Oh and I forgot to mention, instead of a 5090, buy AMD Strix Halo if its any good.
I cannot emphasize how awesome 128GB on a fast APU would be. That opens up (admittedly slow, but usable) inference of “huge” models like Mistral Large, and very fast inference of large MoE models like 8x22B.
I do think, it’s good that we’re able to self-host these models. Better than not being able to.
But the biggest draw of open-source to me is that I and others in the community can fix things.
It’s possible that I just don’t understand enough about how these models are created, but right now, it doesn’t feel like we’re able to fix things.
If the next LLaMa model loses all knowledge of the Uyghur genocide, because Facebook wants to distribute it in China, then I don’t know how we’d patch that back in. Even collecting the training data is tricky.
It feels a lot more like Creative Commons than open-source, i.e. you can use what they’ve created, and you can remix it, but adding to it is not easily possible.
I don’t know how we’d patch that back in. Even collecting the training data is tricky.
You can just take encyclopedia articles and news articles, then train it back in. It’s easy! This is not expensive, like $100 if its a really big model, and you are uncensoring a ton of topics?
People uncensor models all the time, its an avenue of research in the LLM community. And in fact, there are many quite good chinese models (like Qwen2) that have been “uncensorsed” by the community.
I’m most excited where it’s most open. Clear training process, legal data sets, fully open code bases, published reports, etc.

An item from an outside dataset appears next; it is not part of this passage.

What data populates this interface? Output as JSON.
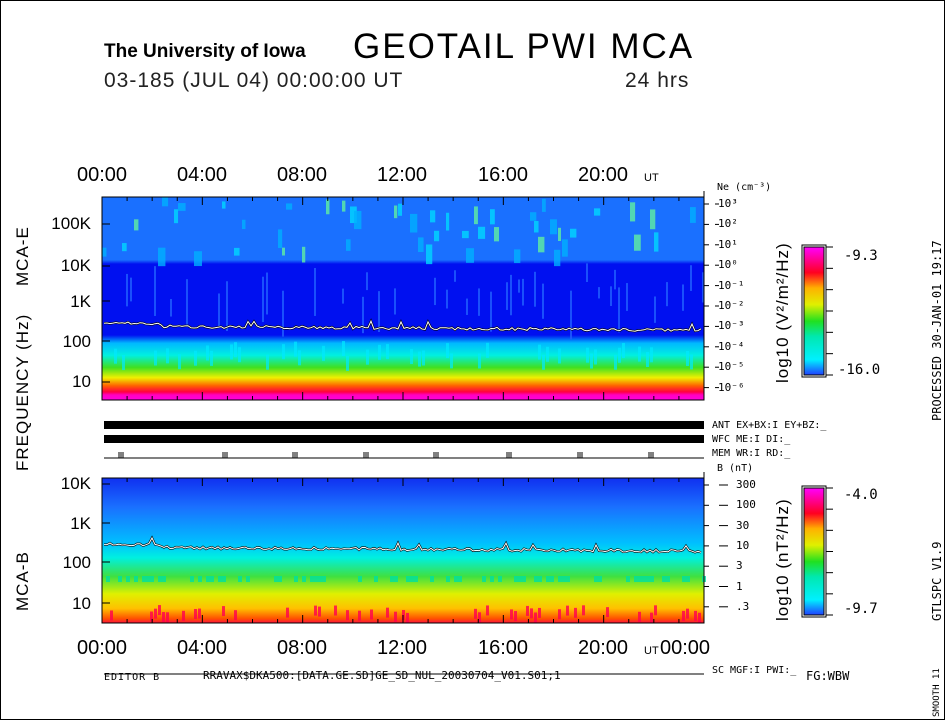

I think we’re going to see the local models boom in sophistication once that’s more common.
Do you know of any good local models that fit that kind of description?

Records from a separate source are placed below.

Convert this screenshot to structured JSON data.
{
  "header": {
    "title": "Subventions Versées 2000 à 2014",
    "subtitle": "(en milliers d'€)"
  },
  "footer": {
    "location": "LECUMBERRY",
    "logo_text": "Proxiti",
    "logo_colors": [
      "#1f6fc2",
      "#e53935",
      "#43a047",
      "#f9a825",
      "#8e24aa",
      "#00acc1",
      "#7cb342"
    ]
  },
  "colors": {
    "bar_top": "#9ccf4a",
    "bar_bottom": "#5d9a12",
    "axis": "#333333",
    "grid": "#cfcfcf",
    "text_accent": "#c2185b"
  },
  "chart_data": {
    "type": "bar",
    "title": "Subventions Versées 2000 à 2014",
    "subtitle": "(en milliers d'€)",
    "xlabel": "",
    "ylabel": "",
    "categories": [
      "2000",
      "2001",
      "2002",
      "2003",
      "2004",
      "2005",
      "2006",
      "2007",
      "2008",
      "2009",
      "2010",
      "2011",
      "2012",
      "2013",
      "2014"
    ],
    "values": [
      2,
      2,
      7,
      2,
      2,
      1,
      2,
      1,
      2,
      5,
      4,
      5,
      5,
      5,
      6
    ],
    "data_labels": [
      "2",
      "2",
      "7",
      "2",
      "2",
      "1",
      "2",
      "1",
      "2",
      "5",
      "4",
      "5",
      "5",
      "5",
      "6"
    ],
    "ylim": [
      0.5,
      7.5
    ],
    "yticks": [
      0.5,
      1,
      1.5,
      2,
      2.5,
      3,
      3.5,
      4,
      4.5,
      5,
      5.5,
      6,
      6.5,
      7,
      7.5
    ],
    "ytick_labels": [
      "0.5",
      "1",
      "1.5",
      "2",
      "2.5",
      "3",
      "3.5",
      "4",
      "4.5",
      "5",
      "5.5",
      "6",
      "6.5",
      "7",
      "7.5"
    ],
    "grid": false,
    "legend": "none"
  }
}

I don’t know of any super high-quality ones that run well, but the Open Assistant project, (now archived) collected responses from voluntary participants (myself included) to build what is now considered a very high-quality dataset of chat conversation pairs, truly open source, and all voluntarily submitted instead of scraped.
The models are reasonable for fine-tuning, but aren’t very good compared to newer models from large companies.

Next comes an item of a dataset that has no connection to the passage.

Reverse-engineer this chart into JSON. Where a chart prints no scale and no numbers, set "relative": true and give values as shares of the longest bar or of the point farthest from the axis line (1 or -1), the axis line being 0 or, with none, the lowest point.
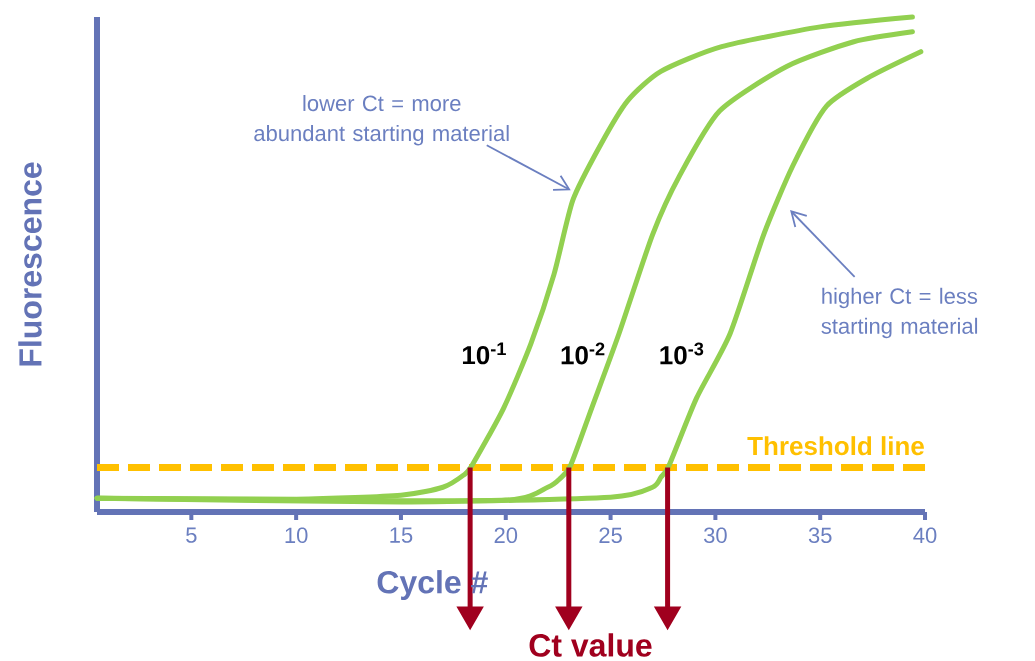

Cutting edge ones? Unfortunately, rarely. Right now there’s a sliding scale between “open and transparent” and “smart and performant” because they’re just so darn expensive to train.
I think some of the closest ones to your requirements are Nvidia’s research models, excluding Mistral Nemo which isn’t as well documented (as its really a Mistral Model). And you can see a lot of the open “alternative” efforts like RWKV, openllama and such are severely underfunded and undertrained.
The datasets are there, the highly optimized implementations are getting there, pieces are there, a lot of of models have detailed papers, fully open codebases, but the funding to actually do it is just too much to deal with most of the time.
Another factor is that “closed” datasets like whatever Mistral, Facebook, Cohere and such use do seem to have an edge.
This one is brand new: https://github.com/allenai/OLMoE
I’m in favor of a “ML-GPL”, where models must be made available for free to those whose data was used to train them.
Publishing a dataset is just inviting legal trouble. Look at all the nonsense Laion had to go through for Laion-5b. I;m not suprised people are not publishing datasets more.